The civil rights movement was intended to make Congress and Americans confront the fact that African-Americans were being killed with impunity for offenses like trying to vote, and had the right to life and to equal protection under the law... [A]t every step of the way [the movement] used expressly racial terms to describe the death and destruction that was visited upon black people because they were black.[…]
[F]reedom riders and voting rights activists led by the young John Lewis offered themselves up to be beaten nearly to death, week after week, day after day, in the South so that the country would witness Jim Crow brutality and meaningfully respond to it.[...]
Along the way, there was never a doubt as to what the struggle was about: securing citizenship rights for black people who had long been denied them.
The
Times editorial is a critical response to the racial division that the right is trying to create by framing Black Lives Matter as a hateful organization. Republican politicians and candidates have been sheep in this fight—sitting on the sidelines, not only accepting but supporting the status quo of racial inequity. They promote these lies and this inflammatory rhetoric in order to appeal to the worst of their base—the explicitly and the vaguely racist, those benefitting from the continued inequality that exists in America. The
Times pushes back in this editorial, offering much-needed clarification on both the objectives of the Black Lives Matter movement and the truth of the civil rights movement, which has been repeatedly watered down by the right.

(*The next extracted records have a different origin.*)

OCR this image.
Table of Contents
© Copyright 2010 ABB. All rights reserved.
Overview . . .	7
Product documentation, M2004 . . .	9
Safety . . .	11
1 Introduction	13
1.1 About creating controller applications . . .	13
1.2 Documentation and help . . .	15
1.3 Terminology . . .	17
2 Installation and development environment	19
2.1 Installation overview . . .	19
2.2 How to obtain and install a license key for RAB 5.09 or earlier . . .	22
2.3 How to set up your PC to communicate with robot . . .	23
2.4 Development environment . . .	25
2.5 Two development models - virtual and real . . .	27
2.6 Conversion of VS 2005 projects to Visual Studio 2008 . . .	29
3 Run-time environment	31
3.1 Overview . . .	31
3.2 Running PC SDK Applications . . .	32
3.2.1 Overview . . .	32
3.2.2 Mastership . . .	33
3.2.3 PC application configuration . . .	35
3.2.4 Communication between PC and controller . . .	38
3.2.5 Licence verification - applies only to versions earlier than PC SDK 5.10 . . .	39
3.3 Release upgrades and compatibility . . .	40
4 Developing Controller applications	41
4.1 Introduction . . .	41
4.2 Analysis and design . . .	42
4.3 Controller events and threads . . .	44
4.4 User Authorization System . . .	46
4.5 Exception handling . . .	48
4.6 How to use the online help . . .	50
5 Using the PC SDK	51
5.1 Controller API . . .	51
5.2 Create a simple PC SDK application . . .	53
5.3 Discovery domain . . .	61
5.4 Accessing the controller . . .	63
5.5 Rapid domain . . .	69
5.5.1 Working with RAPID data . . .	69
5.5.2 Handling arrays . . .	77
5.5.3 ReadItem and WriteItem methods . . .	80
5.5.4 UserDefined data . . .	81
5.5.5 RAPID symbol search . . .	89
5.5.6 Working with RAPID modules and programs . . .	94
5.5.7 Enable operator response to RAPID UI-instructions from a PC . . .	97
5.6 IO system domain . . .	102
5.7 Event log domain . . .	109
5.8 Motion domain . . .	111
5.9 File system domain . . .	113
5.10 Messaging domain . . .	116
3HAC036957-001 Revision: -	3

The "Black Lives Matter" movement focuses on the fact that black citizens have long been far more likely than whites to die at the hands of the police, and is of a piece with this history. Demonstrators who chant the phrase are making the same declaration that voting rights and civil rights activists made a half-century ago[....]
They are underlining an indisputable fact—that the lives of black citizens in this country historically have not mattered, and have been discounted and devalued. People who are unacquainted with this history are understandably uncomfortable with the language of the movement. But politicians who know better and seek to strip this issue of its racial content and context are acting in bad faith. They are trying to cover up an unpleasant truth and asking the country to collude with them.
I would only disagree with the
Times on a small point—that the lack of comfort of those unacquainted with the history of the civil rights movement is understandable. I disagree. The numbers show that a predatory police and criminal justice system has degraded black people and disproportionately ruined black lives. Understanding the civil rights movement helps, but it does not excuse one's lack of support. You don't have to even know about
then to recognize injustice
now.
As a general matter, this is an important op-ed, one that should beread by those across the political spectrum. But while this editorial is necessary, it is not sufficient. The calls for justice and for equality must come from every person who values the truth. All must take part in the fight against the characterization of Black Lives Matter as anything hateful.
By asserting the humanity of black people—the right of black people to live without fear of murder by the state—the right says we're creating racial tension. Can you imagine anything more racist than that?